The catalogue cannot really be considered as such. It is more like a biography, a fascinating one at that. Unfortunately, there is no attempt at rendering it user-friendly : the numbers for the figures do not refer back to the works presented and it is hard to know if a specific painting was shown or not in either of the two museums that welcomed the retrospective. It is just as difficult, unless one resorts to leafing through and happening upon it by chance, to find the page for a work on display, and even more complicated to discover where it is analyzed. It is high time that publishers understand that, sometimes, the books they produce are bought by readers who are becoming such a rare species that it is imperative they be given more consideration.
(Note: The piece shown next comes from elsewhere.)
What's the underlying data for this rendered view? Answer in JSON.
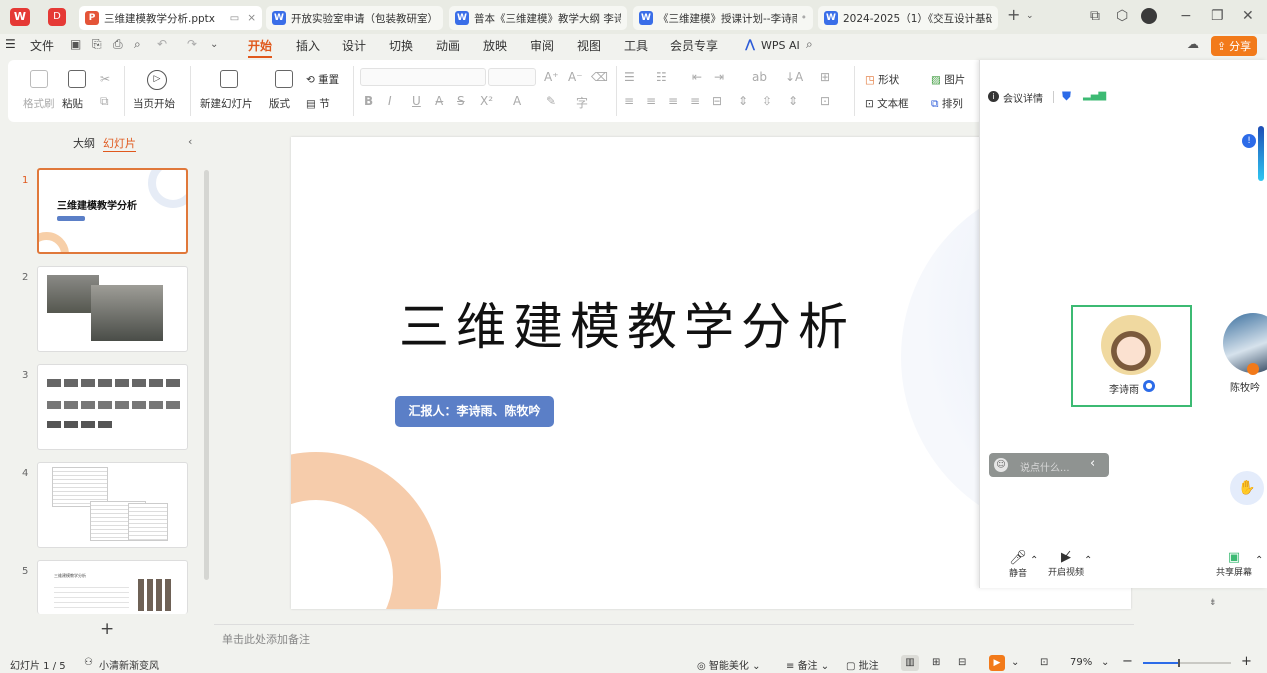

But we do not wish to end on a negative note and prefer to insist on the magnificent achievement of an exhibition which has all the elements needed to draw an enthusiastic flock of visitors. Alas, this is not turning out to be the case. The galleries remain hopelessly empty. We highly recommend this discovery of an exceptional artist. And then, time allowing, to continue their visit with the other exhibitions currently showing in London, including the one devoted to Thomas Hope (see article).

Edgar Peters Bowron and Peter Björn Kerber, Pompeo Batoni. Prince of Painters in Eighteenth-Century Rome, Yale University Press, 230 p., £25 (paperback), £40 (hardback). ISBN : 978-0-89090-158-8 (paperback) ; 978-0-30012-680-8 (hardback).

Visitor Information : The National Gallery, Trafalgar Square London WC2N 5DN. Phone : + 44 (0) 20 7747 2885. Opened daly 10 h through18 h, Wednesday through 21 h. Admission charge.

Didier Rykner, dimanche 6 avril 2008


[1] It does not include any graphic works, which is a bit unfortunate, as the artist is an excellent draughtsman. The catalogue does however reproduce some drawings.